AP: What are some of you favorite design projects/exhibitions you have worked on to date?
DM: Attending Dragon-Con in September 2010 was definitely a highlight for me. It was great to meet fellow artists and collectors alike. It was very humbling to see the amount of support we received. I shared a booth with an artist friend of mine, Jason Limon. We didn’t have a second to spare the whole weekend, from conversing with fans to selling paintings and prints. The convention was well put together and worth the investment. I look forward to attending again next year! I also had the pleasure of taking part in the Suggestivism exhibit at Grand Central Art Center in Santa Ana, which was curated by artist Nathan Spoor. It’s an ambitious exhibit featuring over fifty contemporary artists whose work is inherently ambiguous and organic in process. I’m so honored to be included in this show, definitely a highlight of my career to this point.

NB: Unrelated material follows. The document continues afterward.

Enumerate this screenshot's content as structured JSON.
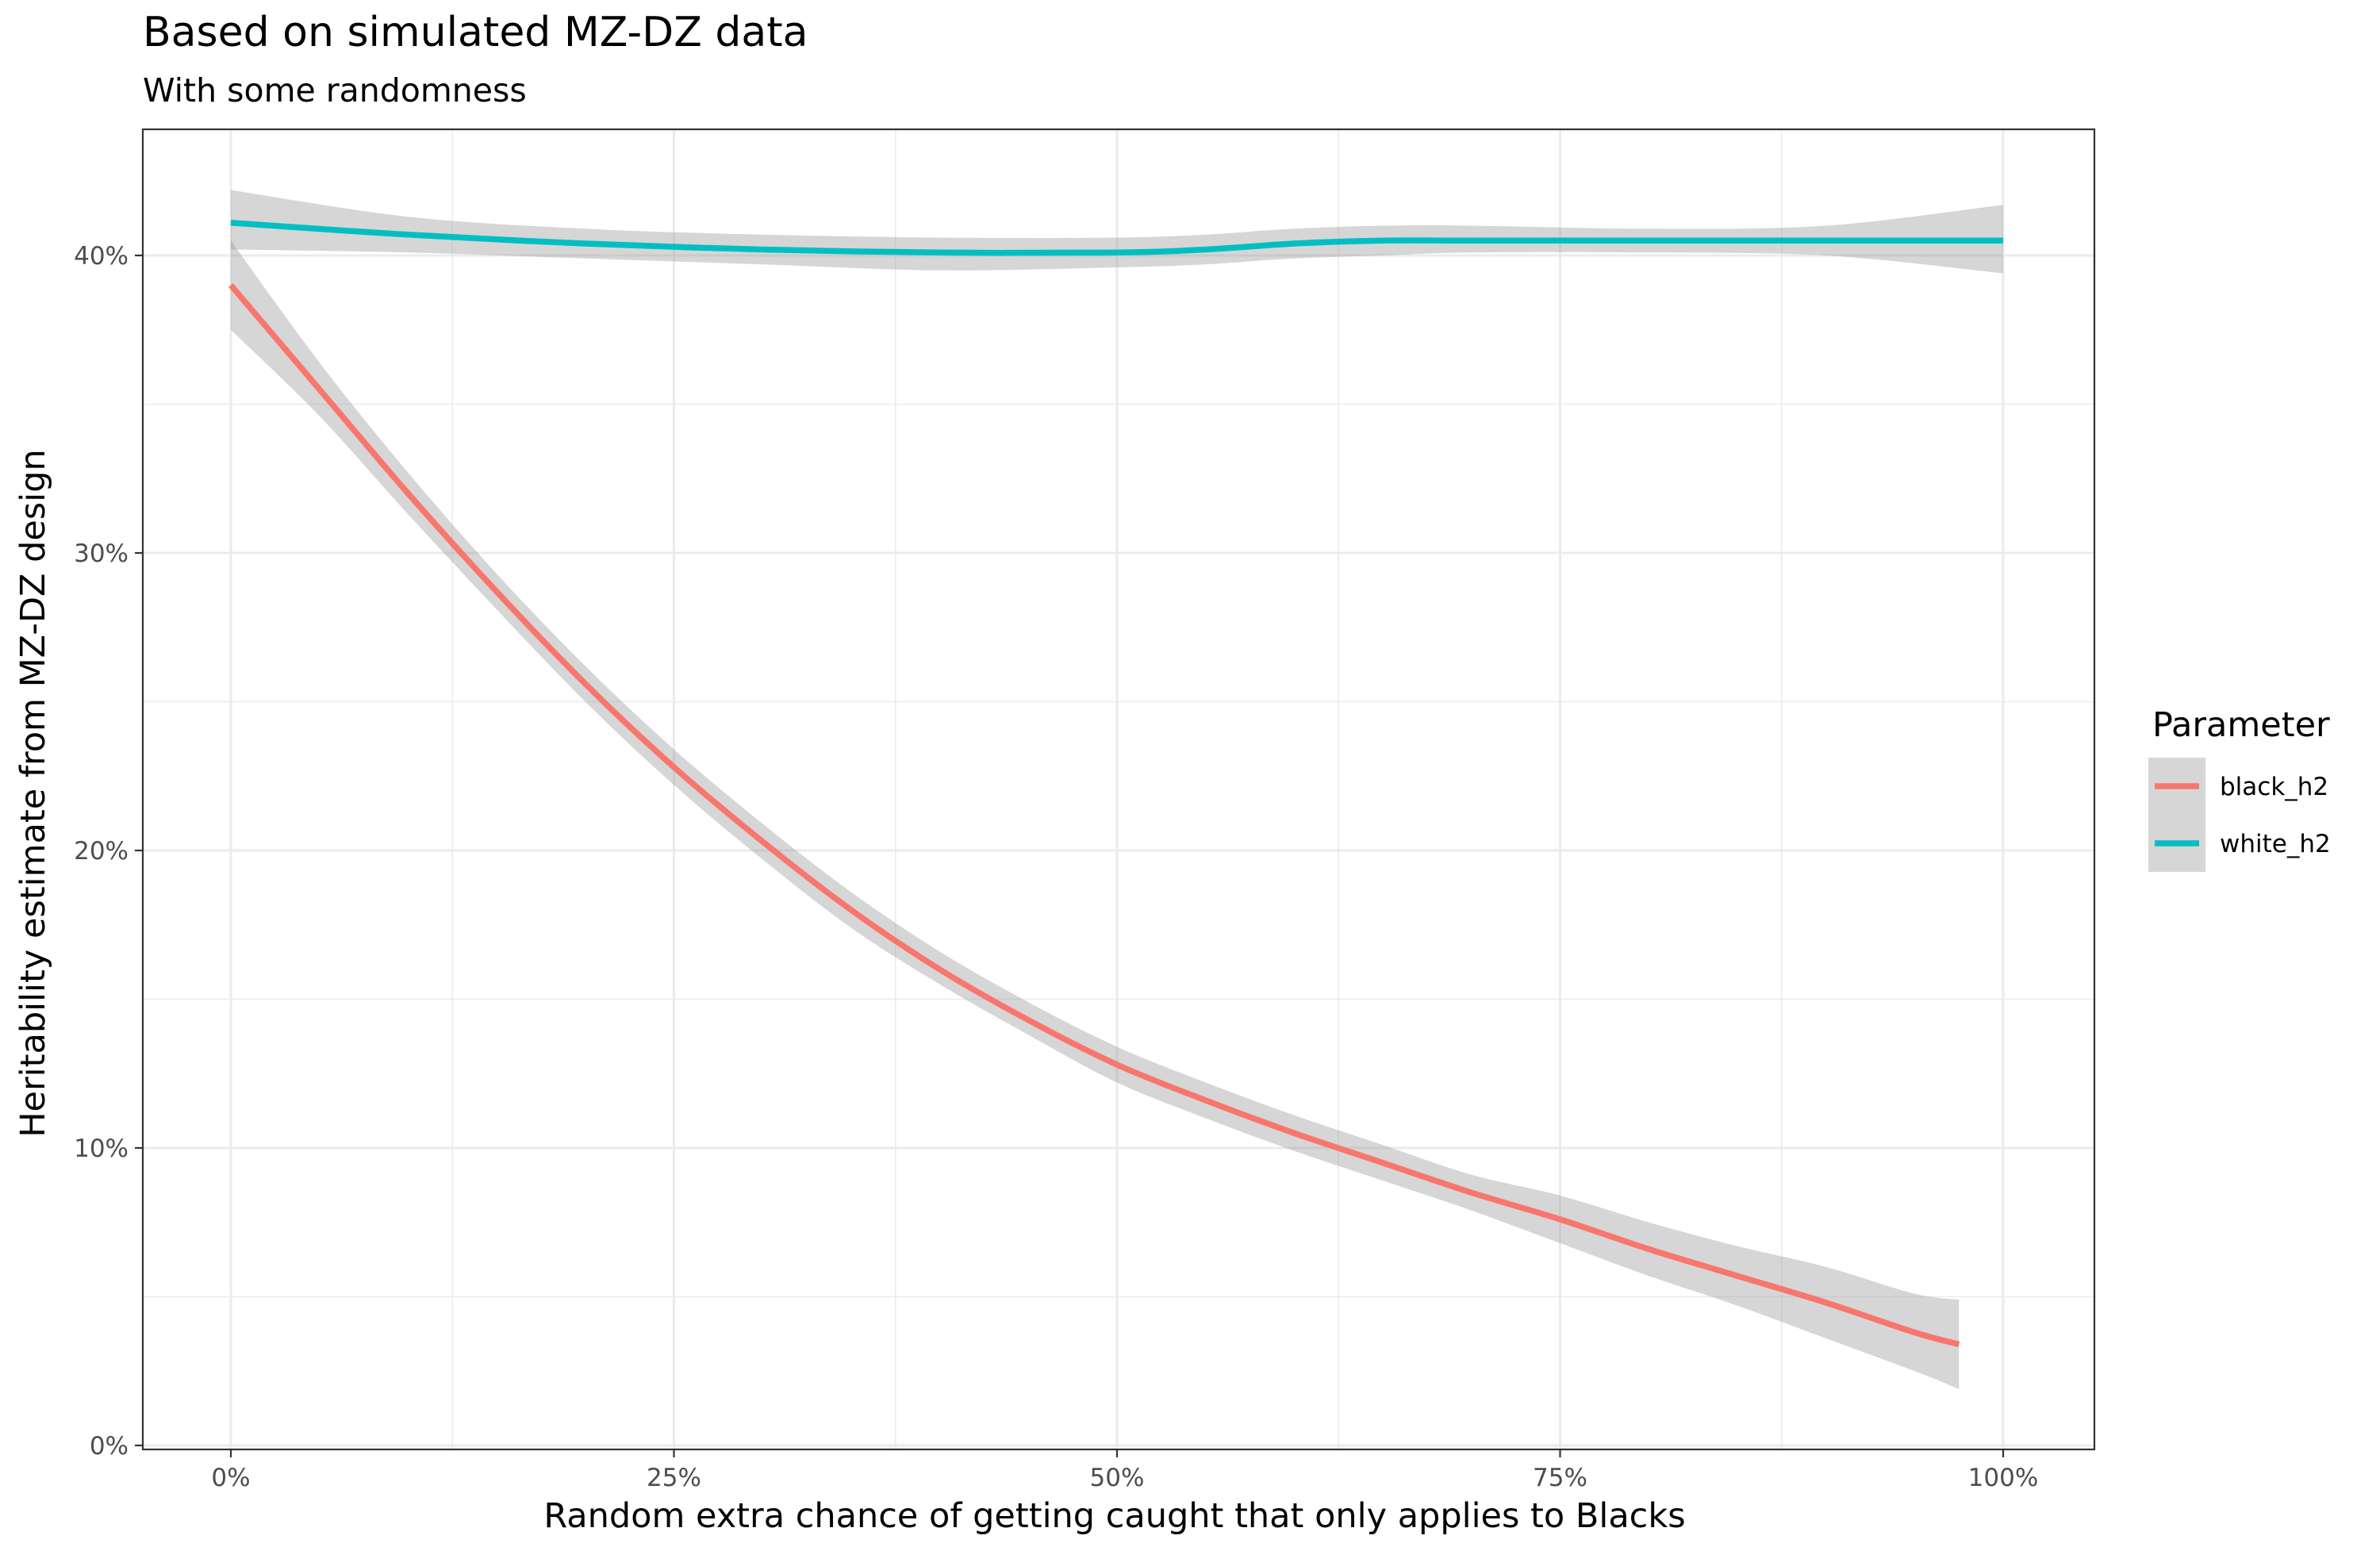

AP: What is your medium of choice ?
DM: I prefer to paint with acrylics on wood panel. I occasionally use canvas, but I’m able to create more details and use a more aggressive dry brush technique on wood. I guess you could say that wood “handles the abuse” better than canvas.
AP: What is the relationship between technique and content in your work?
DM: My painting style is very detailed and at the same time embraces imperfections and large brush strokes. I often paint with very small brushes and work tediously to obtain a great amount of detail. I feel the subjects in my work come alive through this meticulous form of painting. I also put a great deal of emphasis on light within my work. This helps achieve the depth and emotion that I’m looking to create within each piece. Some may be surprised to know that my technique is very spontaneous and develops organically. I prefer to let my images unfold on the canvas. A painting may start out one way, but end differently than I had intended. I find that I rarely “stick to the script” so to speak.
AP: In what direction would you like to see your work going over the next five years?
DM: I would like to continue to push the limits in my work. Creating larger, more detailed pieces is something I look forward to tackling. I hope to explore new mediums such as sculpture and animation. Overall, I’m looking to broaden the audience that I’m reaching with my art. Whether that means showing in new cities or working on interesting projects I’m up for it all. As long as I continue to see growth in my work I’m happy with where things are headed.
AP: What forth coming projects and or exhibitions do you have scheduled for 2011?
DM: I have a few exciting group shows coming up. One being the Inle group show, curated by artist Greg Simkins. I’m also going to take part in a couple international shows this year one in Barcelona and one in London. When I’m not preparing for a show I’m working on my personal paintings and commissions.
AP: Take us on a guided tour through a day in your life as an artist.
DM: A typical day usually starts around 11 am, as I am usually up until at least 4 am. I have my breakfast while most are having lunch. Coffee or espresso is always a must within my first hour. I start the day doing office work, as well as packaging up paintings or prints. I usually have errands to run, such as dropping art off at FedEx, my framer, etc. After errands I usually have a quick bite and begin painting around 4 or 5 p.m.. I will take a break around 8 for dinner, and maybe get in some relaxation time for a half hour or so watching some tv or reading. After that, it’s off to a late night painting, of course with more coffee in hand!
AP: Thank you so much for taking the time to answer our questions.